The key is to make any habitable area into really superb living space – this can be the deciding factor as to whether you make a profit on your investment. Not that home refurbishments are necessarily all about profit, of course, but no-one would want to miss the opportunity to maximise their investment.
If the space is going to be turned into truly desirable living space, it needs to be well designed and not resemble a utilitarian rectangle carved up by partition walls. Space, light and air are absolutely crucial to the success of the excavation. You really don’t want a basement to feel like a basement, but a natural yet modern extension to your existing house.
To bring light below ground is always a challenge, but this can be done by creating carefully positioned lightwells both at the front and back of the property, and even at the side where possible.
Space planning and flow of rooms is also very important and it’s essential to utilise the staircase area so that the existing house doesn’t feel disjointed from the basement. A really handsome staircase using materials such as glass, metal, hardwood, stone and leather can make the downward journey seem much more open and inviting.
Family rooms and guest bedrooms are logically placed next to lightwells to the front and rear of the house to allow direct light in through windows and glazed doors, whilst rooms that do not require direct sunlight such as laundries, wine cellars or storage areas can be positioned to the centre of the basement.
Never skimp on the area allowed for the basement hallway; it shouldn’t be a narrow and cramped passageway, but a space that in itself is attractive and useful. Make the hallway an exciting visual experience with beautiful wallpaper, lighting and art because first impressions really do count.

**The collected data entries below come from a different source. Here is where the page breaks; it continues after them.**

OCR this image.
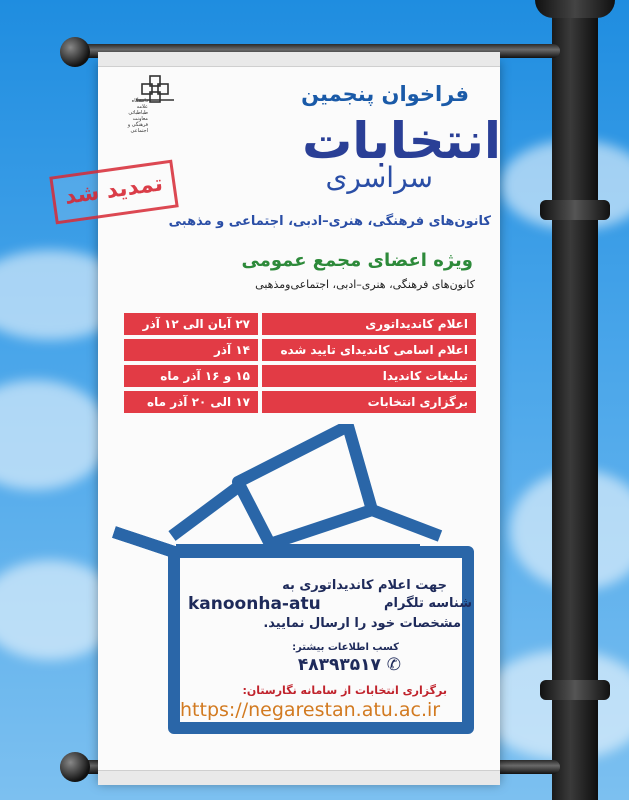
دانشگاه علامه طباطبائی معاونت فرهنگی و اجتماعی
فراخوان پنجمین
انتخابات
سراسری
کانون‌های فرهنگی، هنری–ادبی، اجتماعی و مذهبی
تمدید شد
ویژه اعضای مجمع عمومی
کانون‌های فرهنگی، هنری–ادبی، اجتماعی‌ومذهبی
اعلام کاندیداتوری
۲۷ آبان الی ۱۲ آذر
اعلام اسامی کاندیدای تایید شده
۱۴ آذر
تبلیغات کاندیدا
۱۵ و ۱۶ آذر ماه
برگزاری انتخابات
۱۷ الی ۲۰ آذر ماه
جهت اعلام کاندیداتوری به
شناسه تلگرام
kanoonha-atu
مشخصات خود را ارسال نمایید.
کسب اطلاعات بیشتر:
✆ ۴۸۳۹۳۵۱۷
برگزاری انتخابات از سامانه نگارستان:
https://negarestan.atu.ac.ir
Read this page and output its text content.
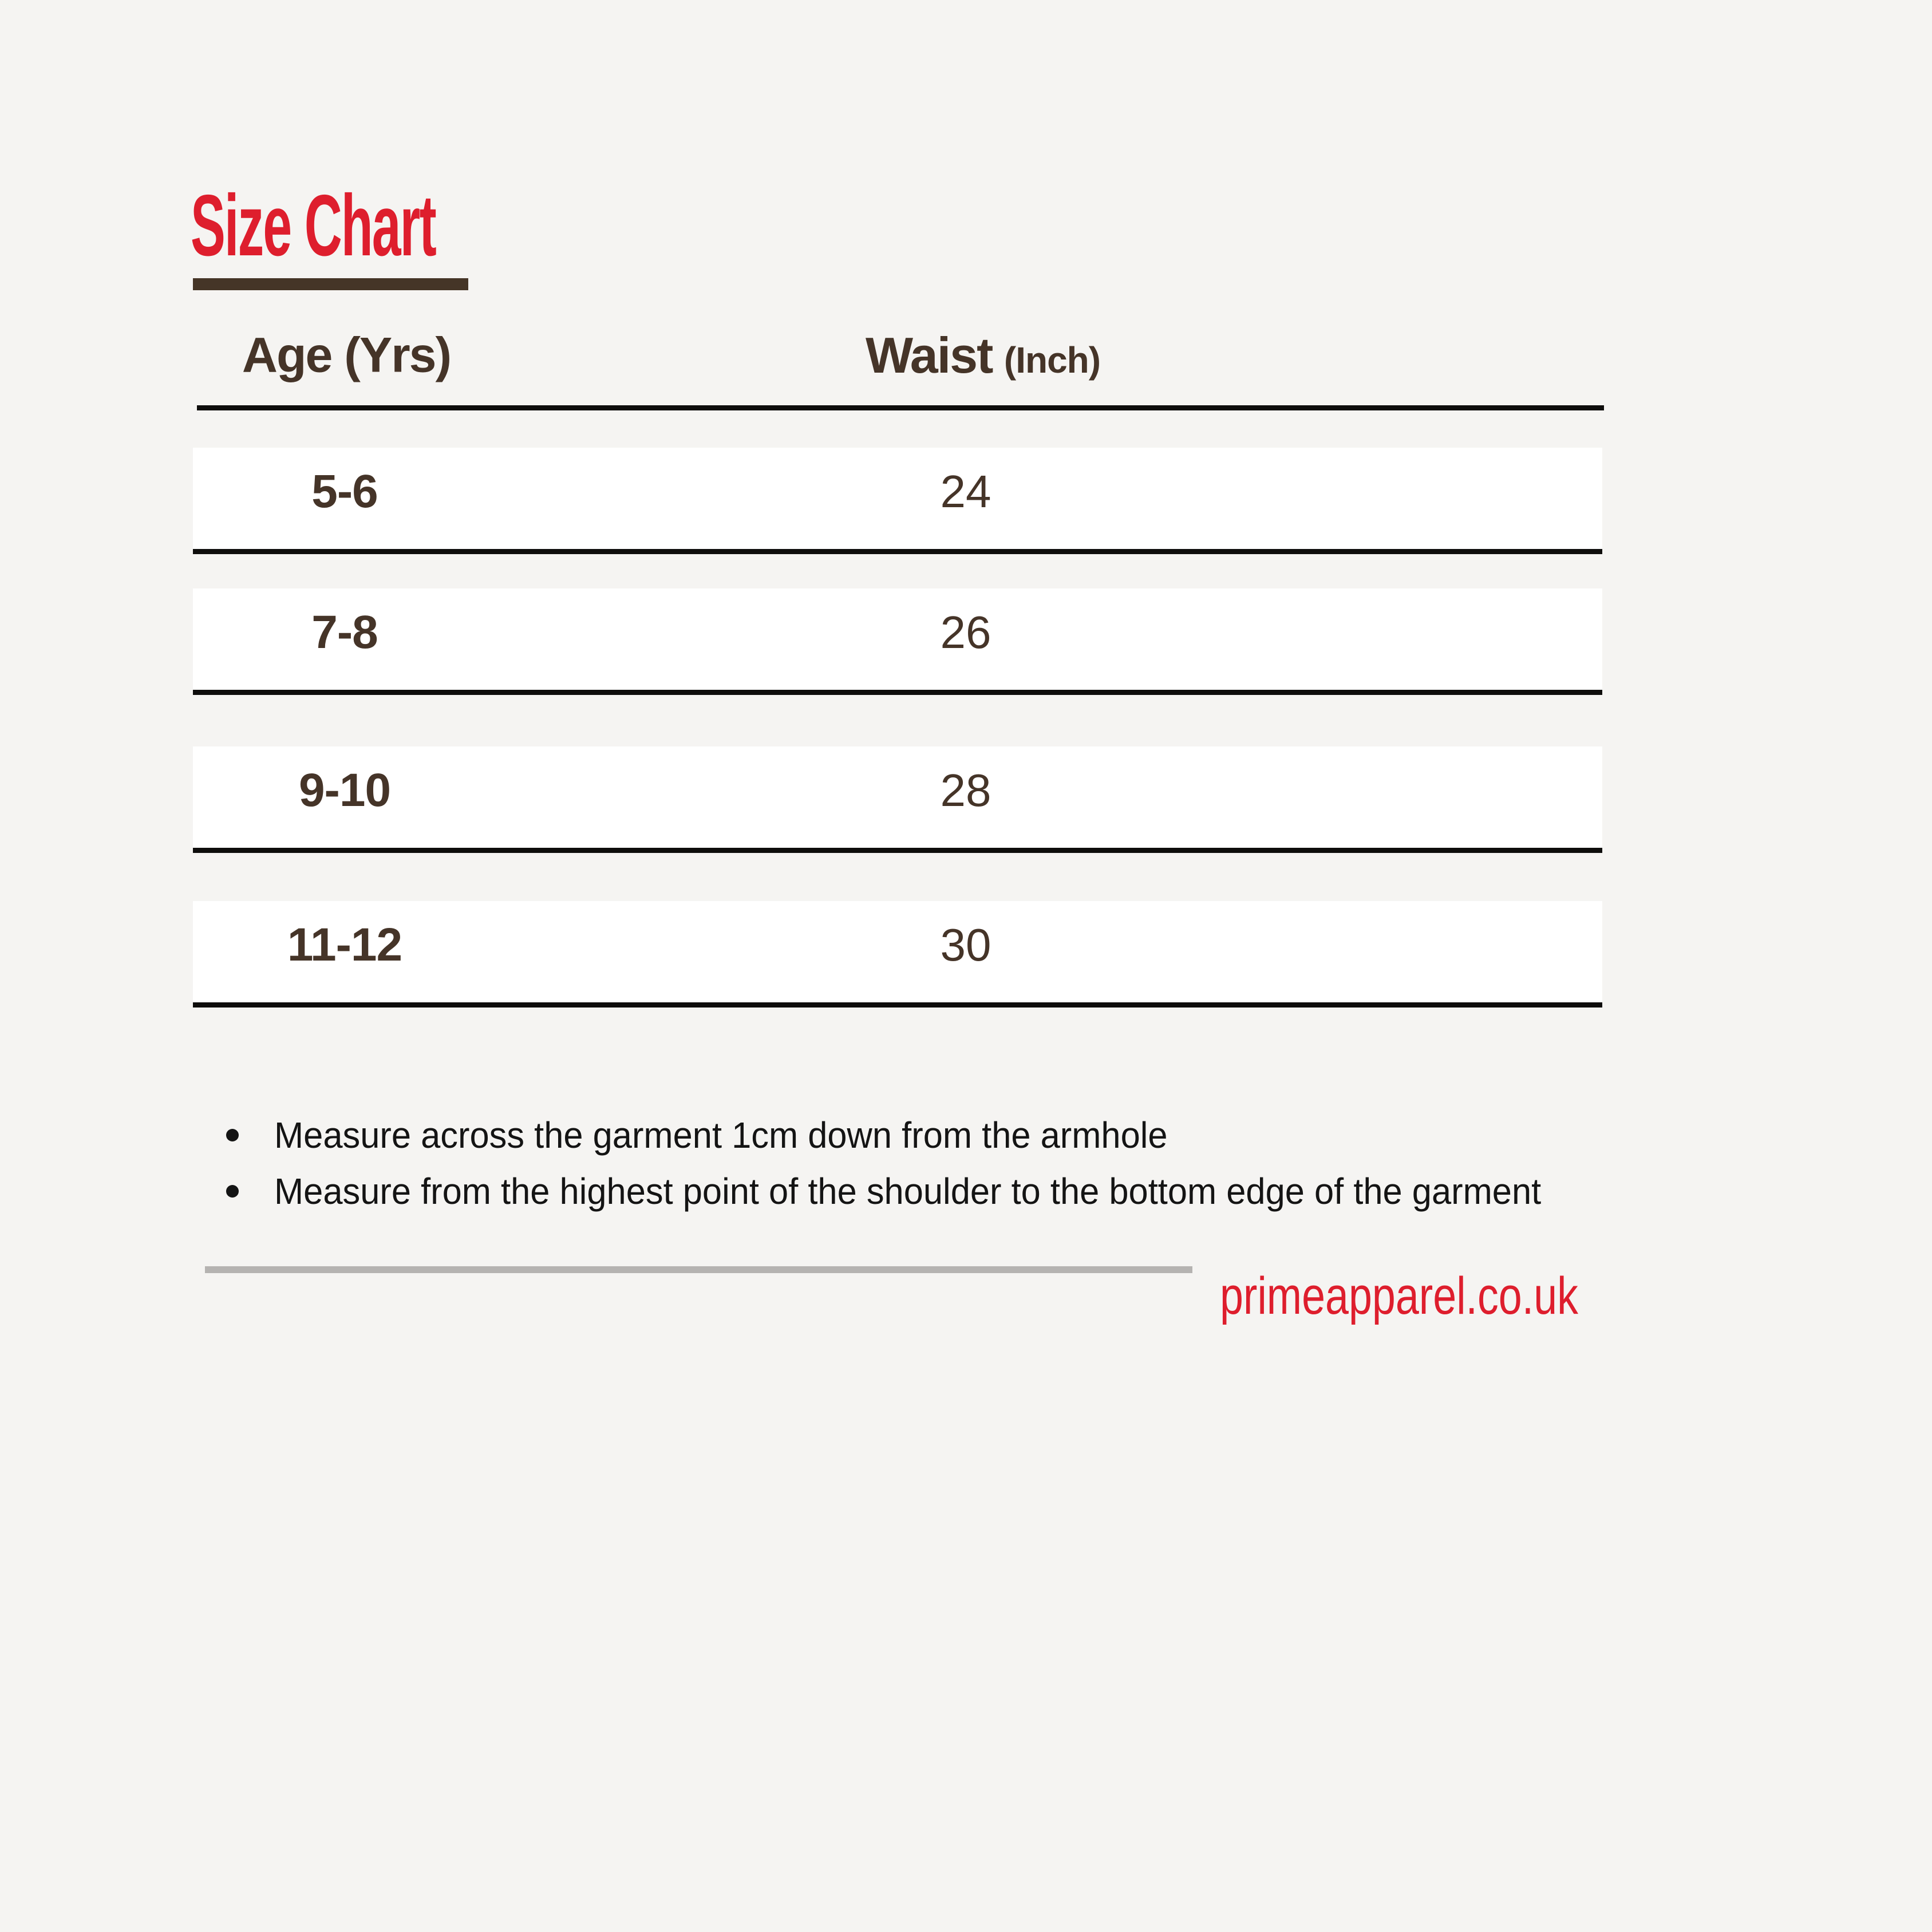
Size Chart
Age (Yrs)	Waist (Inch)
5-6	24
7-8	26
9-10	28
11-12	30
Measure across the garment 1cm down from the armhole
Measure from the highest point of the shoulder to the bottom edge of the garment
primeapparel.co.uk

As a basement excavation is the chance to plan space afresh, it’s much easier and more economical to add the latest technology here than to retrofit it upstairs. So if you’ve always longed for a cinema screen, surround sound and your music playlists accessed at the touch of a button then now’s your chance.
Another popular option is the wine cellar or wine room, which also needs technology since temperature, humidity and light need to be carefully controlled. Having the extra space allows you to make your wine collection spectacularly visible, which makes it easier to select the optimum bottle and show it off and enjoy the experience with your friends.
Most important of all, the added space created by a basement extension – if done cleverly – can be very flexible and be designed to change as the family grows. Basements are all about improving rather than moving and savvy homeowners are asking for high quality conversions that adapt with their lifestyles. A playroom and a nanny flat, for example, can transform into a teenage den and cinema/games room which later might work just as well as a private annex for an elderly parent.
Sometimes the most spectacular area of an otherwise ordinary home is at its subterranean level – a trend that’s set to continue.”